Police probe into foundation providing illegal adoption
Police probe into foundation providing illegal adoption
Evi Mariani
The Jakarta Post/Jakarta
Working on a tip, the Jakarta Police and the City Social Agency
have opened an investigation into a foundation that allegedly
placed more than 100 children in illegal adoptions.
"We are searching for more information but we haven't named
any suspect yet," city police detectives chief Sr. Comr. Mathius
Salempang said on Thursday. He refused to identify the
foundation.
According to media reports, the City Social Agency has
recently closed two orphanage run by the Pancaran Kasih
Foundation, which has been operating for 20 years.

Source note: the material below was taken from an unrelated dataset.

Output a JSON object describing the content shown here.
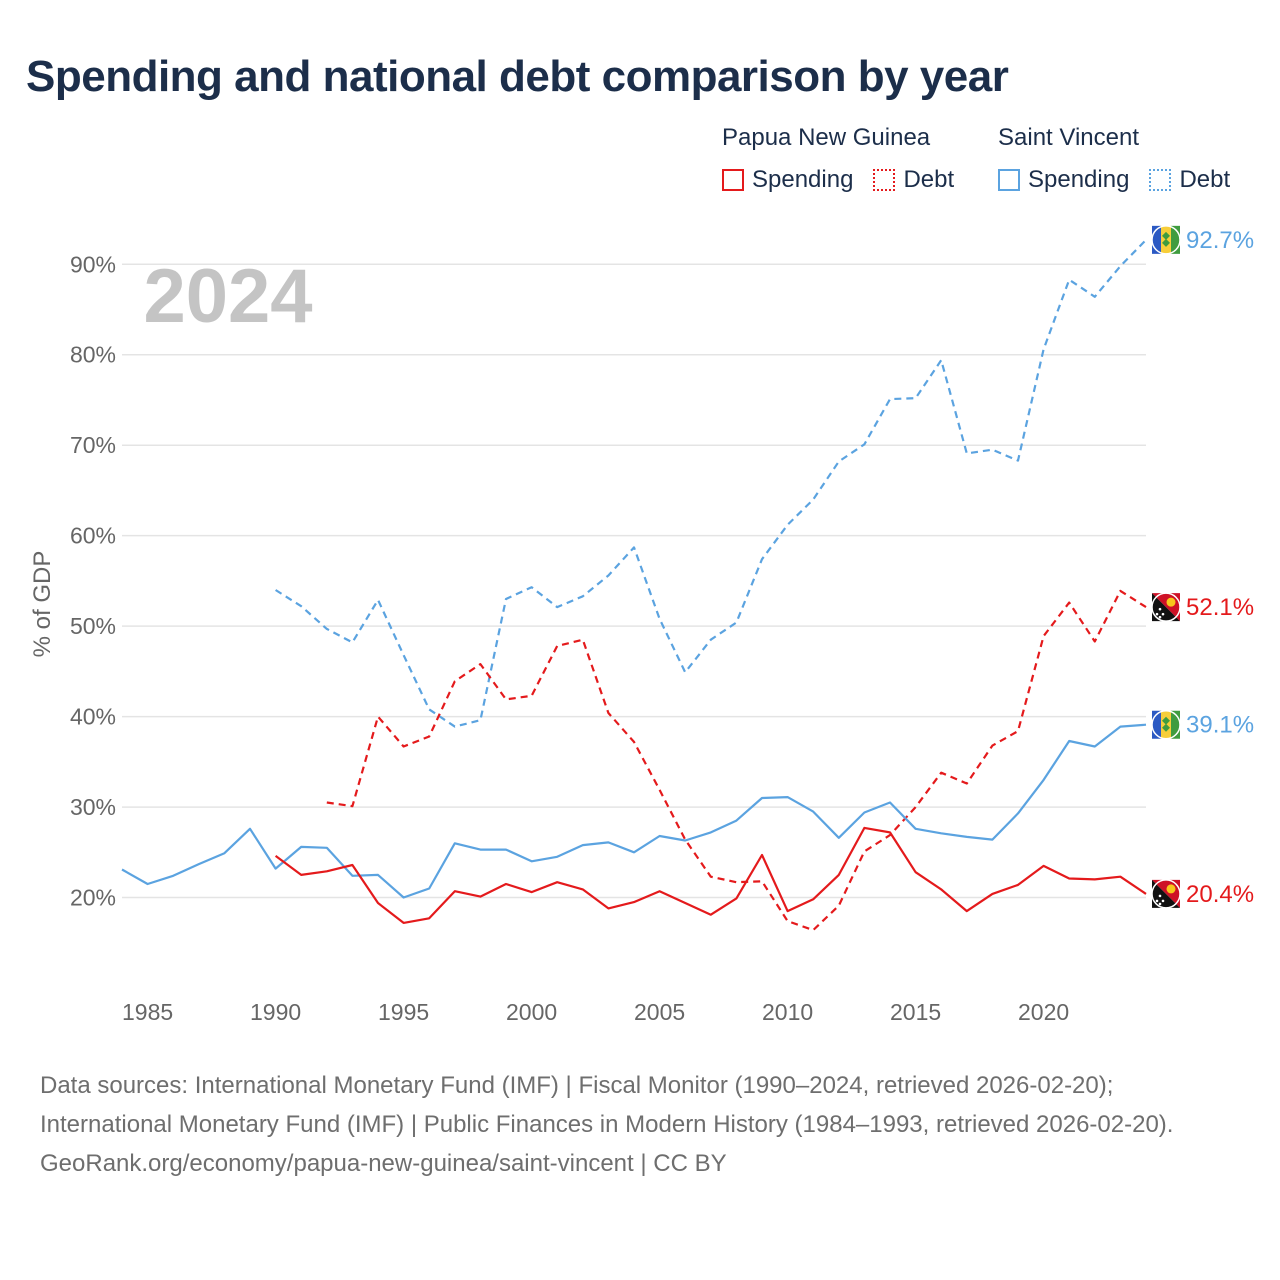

The agency
also took over 20 babies under the age of two and 77 school-aged
children from the orphanages.
The agency's head of children affairs, Afrinaldi, confirmed
the reports but refused to confirm the details.
Police sources said the social agency filed a police report on
Wednesday after its official partner in providing adoptions, the
Sayap Ibu Foundation, informed it of an unregistered foundation
in Kampung Ambon, East Jakarta.
According to the report, a Sayap Ibu employee, Sucipto, met
with a Singaporean in early November who was considering adopting
a four-month-old girl from Pancaran Kasih.
Following up on the report, two social agency officials
pretended to be a couple looking to adopt a baby. They went to
the foundation's office in East Jakarta on Nov. 6.
They were told to contact the foundation owner, who could
arrange the adoption documents for them. However, the officials
were unable to reach her.
The social agency on Thursday took nine babies aged between
two and four weeks and 33 school-aged children from the Kampung
Ambon premises, and another 11 babies aged between two months and
two years and 44 school-aged children from the foundation's other
orphanage in Cinere, South Jakarta.
Police arrested two people in June and charged them with being
members of a syndicate trafficking babies to Singapore. There are
no indications these two are connected to this latest case.
Many would-be parents prefer to adopt babies illegally because
of the lengthy process of legal adoptions.
Afrinaldi said the lengthy procedures, stipulated in a 1993
ministerial decree, were required to protect the children.